Skillv1.0.0

ClawScan security

Multimodal Asset Tagger · ClawHub's context-aware review of the artifact, metadata, and declared behavior.

BenignFeb 28, 2026, 8:02 AM

Verdict: benign
Confidence: medium
Model: gpt-5-mini
Summary: The skill is generally coherent with its stated purpose (generating AI-friendly metadata for assets) and contains only a small local script, but the documentation over-promises features (schema markup, scoring, multi-format outputs) that the included code does not implement.
Guidance: This skill appears harmless and consistent with generating simple alt text/filenames, but the documentation over-promises features the code doesn't implement (schema markup, scoring, video/audio support). Before installing: (1) verify the source or owner if you require provenance; (2) review and run the small Python script in a sandbox/local environment—it only prints an alt text and a filename; (3) if you need Schema markup, scoring, or video/audio handling, plan to extend the code or use a different tool; (4) avoid supplying secrets or connecting it to production systems until you expand and test its functionality.

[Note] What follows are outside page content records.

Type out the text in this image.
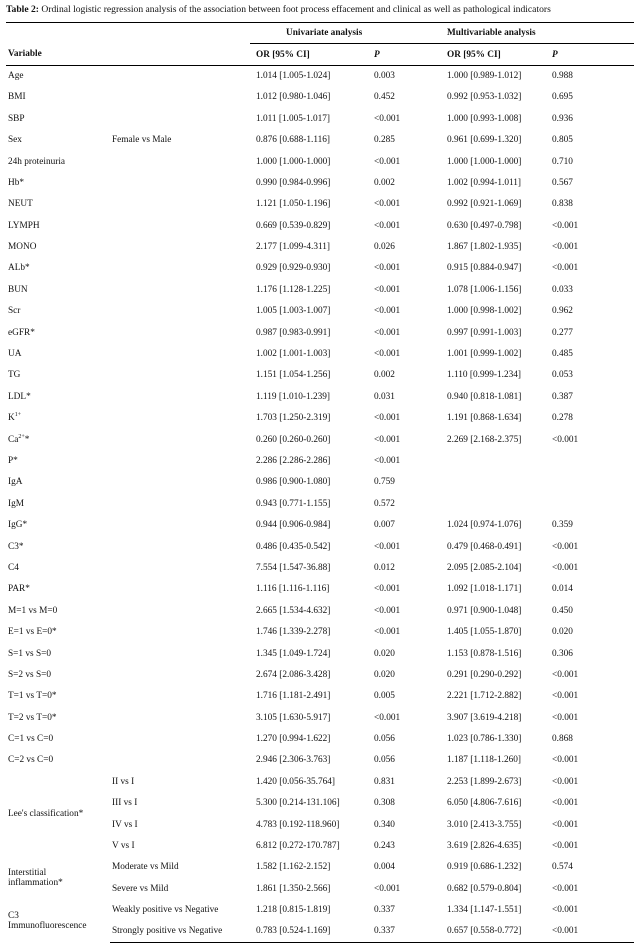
Table 2: Ordinal logistic regression analysis of the association between foot process effacement and clinical as well as pathological indicators
		Univariate analysis		Multivariable analysis	
Variable		OR [95% CI]	P	OR [95% CI]	P
Age		1.014 [1.005-1.024]	0.003	1.000 [0.989-1.012]	0.988
BMI		1.012 [0.980-1.046]	0.452	0.992 [0.953-1.032]	0.695
SBP		1.011 [1.005-1.017]	<0.001	1.000 [0.993-1.008]	0.936
Sex	Female vs Male	0.876 [0.688-1.116]	0.285	0.961 [0.699-1.320]	0.805
24h proteinuria		1.000 [1.000-1.000]	<0.001	1.000 [1.000-1.000]	0.710
Hb*		0.990 [0.984-0.996]	0.002	1.002 [0.994-1.011]	0.567
NEUT		1.121 [1.050-1.196]	<0.001	0.992 [0.921-1.069]	0.838
LYMPH		0.669 [0.539-0.829]	<0.001	0.630 [0.497-0.798]	<0.001
MONO		2.177 [1.099-4.311]	0.026	1.867 [1.802-1.935]	<0.001
ALb*		0.929 [0.929-0.930]	<0.001	0.915 [0.884-0.947]	<0.001
BUN		1.176 [1.128-1.225]	<0.001	1.078 [1.006-1.156]	0.033
Scr		1.005 [1.003-1.007]	<0.001	1.000 [0.998-1.002]	0.962
eGFR*		0.987 [0.983-0.991]	<0.001	0.997 [0.991-1.003]	0.277
UA		1.002 [1.001-1.003]	<0.001	1.001 [0.999-1.002]	0.485
TG		1.151 [1.054-1.256]	0.002	1.110 [0.999-1.234]	0.053
LDL*		1.119 [1.010-1.239]	0.031	0.940 [0.818-1.081]	0.387
$K^{1+}$		1.703 [1.250-2.319]	<0.001	1.191 [0.868-1.634]	0.278
$Ca^{2+}*$		0.260 [0.260-0.260]	<0.001	2.269 [2.168-2.375]	<0.001
P*		2.286 [2.286-2.286]	<0.001		
IgA		0.986 [0.900-1.080]	0.759		
IgM		0.943 [0.771-1.155]	0.572		
IgG*		0.944 [0.906-0.984]	0.007	1.024 [0.974-1.076]	0.359
C3*		0.486 [0.435-0.542]	<0.001	0.479 [0.468-0.491]	<0.001
C4		7.554 [1.547-36.88]	0.012	2.095 [2.085-2.104]	<0.001
PAR*		1.116 [1.116-1.116]	<0.001	1.092 [1.018-1.171]	0.014
M=1 vs M=0		2.665 [1.534-4.632]	<0.001	0.971 [0.900-1.048]	0.450
E=1 vs E=0*		1.746 [1.339-2.278]	<0.001	1.405 [1.055-1.870]	0.020
S=1 vs S=0		1.345 [1.049-1.724]	0.020	1.153 [0.878-1.516]	0.306
S=2 vs S=0		2.674 [2.086-3.428]	0.020	0.291 [0.290-0.292]	<0.001
T=1 vs T=0*		1.716 [1.181-2.491]	0.005	2.221 [1.712-2.882]	<0.001
T=2 vs T=0*		3.105 [1.630-5.917]	<0.001	3.907 [3.619-4.218]	<0.001
C=1 vs C=0		1.270 [0.994-1.622]	0.056	1.023 [0.786-1.330]	0.868
C=2 vs C=0		2.946 [2.306-3.763]	0.056	1.187 [1.118-1.260]	<0.001
Lee's classification*	II vs I	1.420 [0.056-35.764]	0.831	2.253 [1.899-2.673]	<0.001
	III vs I	5.300 [0.214-131.106]	0.308	6.050 [4.806-7.616]	<0.001
	IV vs I	4.783 [0.192-118.960]	0.340	3.010 [2.413-3.755]	<0.001
	V vs I	6.812 [0.272-170.787]	0.243	3.619 [2.826-4.635]	<0.001
Interstitial
inflammation*	Moderate vs Mild	1.582 [1.162-2.152]	0.004	0.919 [0.686-1.232]	0.574
	Severe vs Mild	1.861 [1.350-2.566]	<0.001	0.682 [0.579-0.804]	<0.001
C3
Immunofluorescence	Weakly positive vs Negative	1.218 [0.815-1.819]	0.337	1.334 [1.147-1.551]	<0.001
	Strongly positive vs Negative	0.783 [0.524-1.169]	0.337	0.657 [0.558-0.772]	<0.001
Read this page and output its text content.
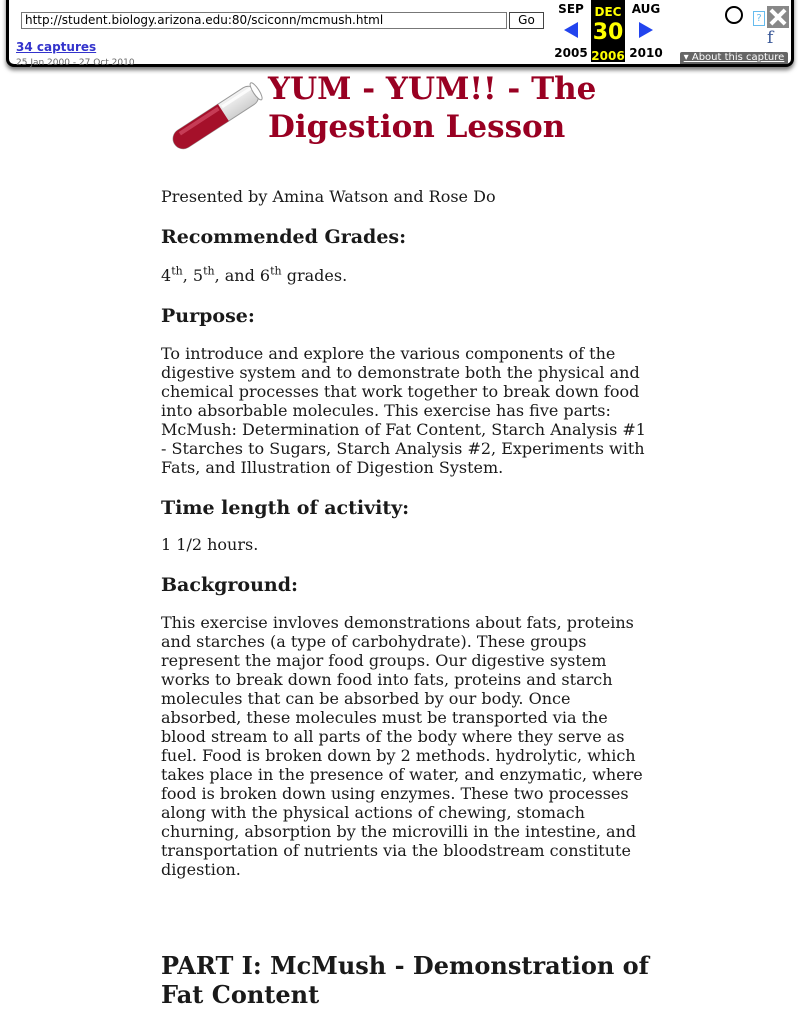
http://student.biology.arizona.edu:80/sciconn/mcmush.html	Go
34 captures
25 Jan 2000 - 27 Oct 2010
SEP
2005
DEC
30
2006
AUG
2010
?
f
▾ About this capture
YUM - YUM!! - The
Digestion Lesson

Presented by Amina Watson and Rose Do

Recommended Grades:

4th, 5th, and 6th grades.

Purpose:

To introduce and explore the various components of the digestive system and to demonstrate both the physical and chemical processes that work together to break down food into absorbable molecules. This exercise has five parts: McMush: Determination of Fat Content, Starch Analysis #1 - Starches to Sugars, Starch Analysis #2, Experiments with Fats, and Illustration of Digestion System.

Time length of activity:

1 1/2 hours.

Background:

This exercise invloves demonstrations about fats, proteins and starches (a type of carbohydrate). These groups represent the major food groups. Our digestive system works to break down food into fats, proteins and starch molecules that can be absorbed by our body. Once absorbed, these molecules must be transported via the blood stream to all parts of the body where they serve as fuel. Food is broken down by 2 methods. hydrolytic, which takes place in the presence of water, and enzymatic, where food is broken down using enzymes. These two processes along with the physical actions of chewing, stomach churning, absorption by the microvilli in the intestine, and transportation of nutrients via the bloodstream constitute digestion.

PART I: McMush - Demonstration of Fat Content
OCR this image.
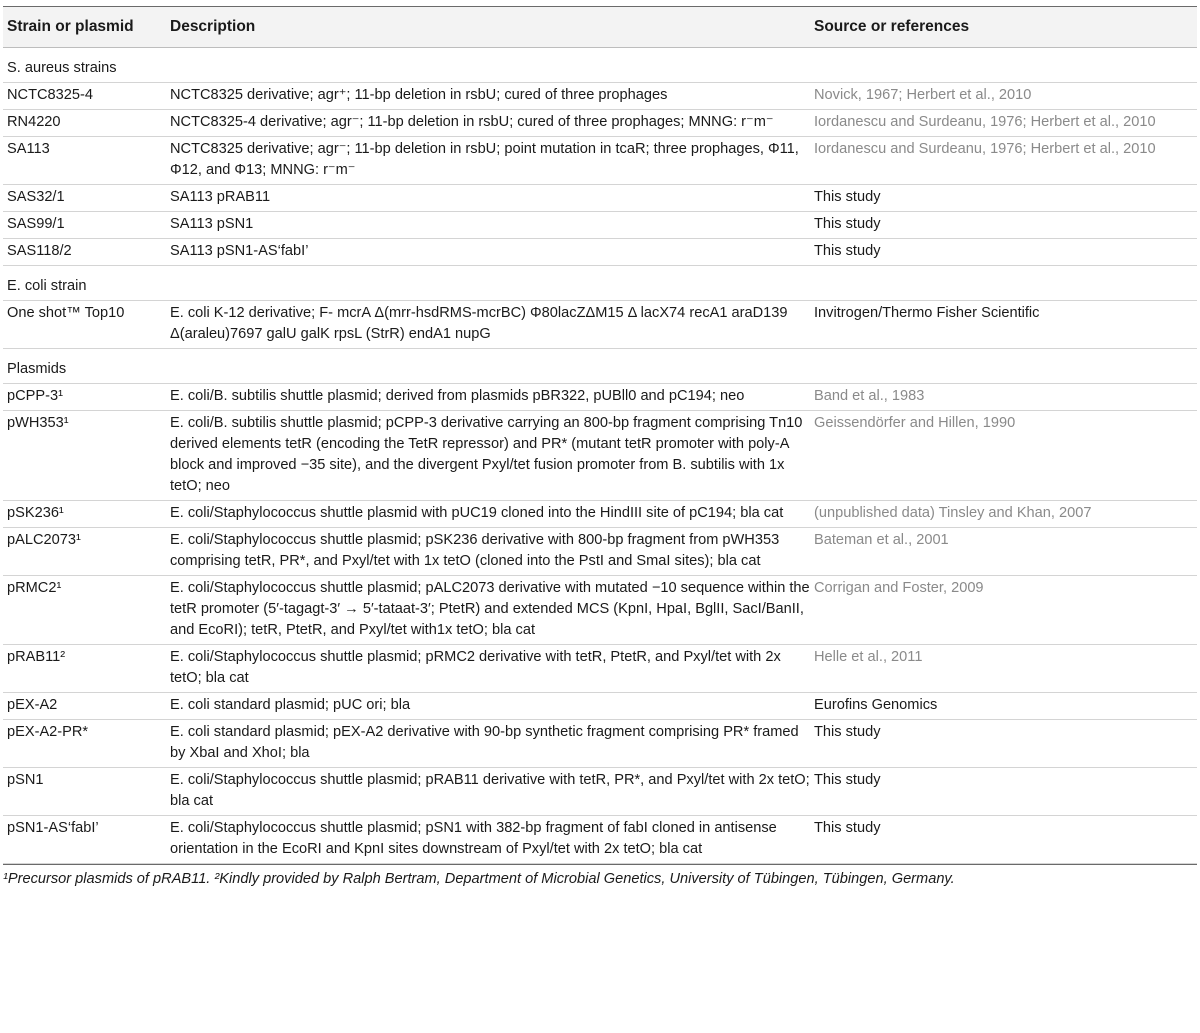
Strain or plasmid	Description	Source or references
S. aureus strains		
NCTC8325-4	NCTC8325 derivative; agr⁺; 11-bp deletion in rsbU; cured of three prophages	Novick, 1967; Herbert et al., 2010
RN4220	NCTC8325-4 derivative; agr⁻; 11-bp deletion in rsbU; cured of three prophages; MNNG: r⁻m⁻	Iordanescu and Surdeanu, 1976; Herbert et al., 2010
SA113	NCTC8325 derivative; agr⁻; 11-bp deletion in rsbU; point mutation in tcaR; three prophages, Φ11, Φ12, and Φ13; MNNG: r⁻m⁻	Iordanescu and Surdeanu, 1976; Herbert et al., 2010
SAS32/1	SA113 pRAB11	This study
SAS99/1	SA113 pSN1	This study
SAS118/2	SA113 pSN1-AS‘fabI’	This study
E. coli strain		
One shot™ Top10	E. coli K-12 derivative; F- mcrA Δ(mrr-hsdRMS-mcrBC) Φ80lacZΔM15 Δ lacX74 recA1 araD139 Δ(araleu)7697 galU galK rpsL (StrR) endA1 nupG	Invitrogen/Thermo Fisher Scientific
Plasmids		
pCPP-3¹	E. coli/B. subtilis shuttle plasmid; derived from plasmids pBR322, pUBll0 and pC194; neo	Band et al., 1983
pWH353¹	E. coli/B. subtilis shuttle plasmid; pCPP-3 derivative carrying an 800-bp fragment comprising Tn10 derived elements tetR (encoding the TetR repressor) and PR* (mutant tetR promoter with poly-A block and improved −35 site), and the divergent Pxyl/tet fusion promoter from B. subtilis with 1x tetO; neo	Geissendörfer and Hillen, 1990
pSK236¹	E. coli/Staphylococcus shuttle plasmid with pUC19 cloned into the HindIII site of pC194; bla cat	(unpublished data) Tinsley and Khan, 2007
pALC2073¹	E. coli/Staphylococcus shuttle plasmid; pSK236 derivative with 800-bp fragment from pWH353 comprising tetR, PR*, and Pxyl/tet with 1x tetO (cloned into the PstI and SmaI sites); bla cat	Bateman et al., 2001
pRMC2¹	E. coli/Staphylococcus shuttle plasmid; pALC2073 derivative with mutated −10 sequence within the tetR promoter (5′-tagagt-3′ → 5′-tataat-3′; PtetR) and extended MCS (KpnI, HpaI, BglII, SacI/BanII, and EcoRI); tetR, PtetR, and Pxyl/tet with1x tetO; bla cat	Corrigan and Foster, 2009
pRAB11²	E. coli/Staphylococcus shuttle plasmid; pRMC2 derivative with tetR, PtetR, and Pxyl/tet with 2x tetO; bla cat	Helle et al., 2011
pEX-A2	E. coli standard plasmid; pUC ori; bla	Eurofins Genomics
pEX-A2-PR*	E. coli standard plasmid; pEX-A2 derivative with 90-bp synthetic fragment comprising PR* framed by XbaI and XhoI; bla	This study
pSN1	E. coli/Staphylococcus shuttle plasmid; pRAB11 derivative with tetR, PR*, and Pxyl/tet with 2x tetO; bla cat	This study
pSN1-AS‘fabI’	E. coli/Staphylococcus shuttle plasmid; pSN1 with 382-bp fragment of fabI cloned in antisense orientation in the EcoRI and KpnI sites downstream of Pxyl/tet with 2x tetO; bla cat	This study
¹Precursor plasmids of pRAB11. ²Kindly provided by Ralph Bertram, Department of Microbial Genetics, University of Tübingen, Tübingen, Germany.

Purpose & Capability: noteThe name and description (generate alt text, filenames, captions, and Schema markup for images, video, audio) align with the provided SKILL.md guidance. However, the only executable code (scripts/optimize_asset.py) only produces simple Alt Text and a filename for images; it does not produce Schema markup, discoverability scores, or explicit support for video/audio. This is an over-promise vs. actual capability.
Instruction Scope: noteSKILL.md instructs running the bundled Python script and contains methodology and templates. The runtime instructions do not request any secrets, system files, or network endpoints. They do, however, instruct generation of outputs (Schema, scores) that are not produced by the script, so following the SKILL.md may give a false expectation of behavior.
Install Mechanism: okNo install spec is provided (instruction-only). The included Python script is small, pure local code, and there are no external downloads, package installs, or archive extraction steps.
Credentials: okThe skill requests no environment variables, no credentials, and references no config paths. The code does not access environment variables or external services, so requested privileges are minimal and proportionate.
Persistence & Privilege: okThe skill is not always-enabled and does not request persistent presence or modify agent/system configuration. It runs a local script when invoked and does not store credentials or alter other skills.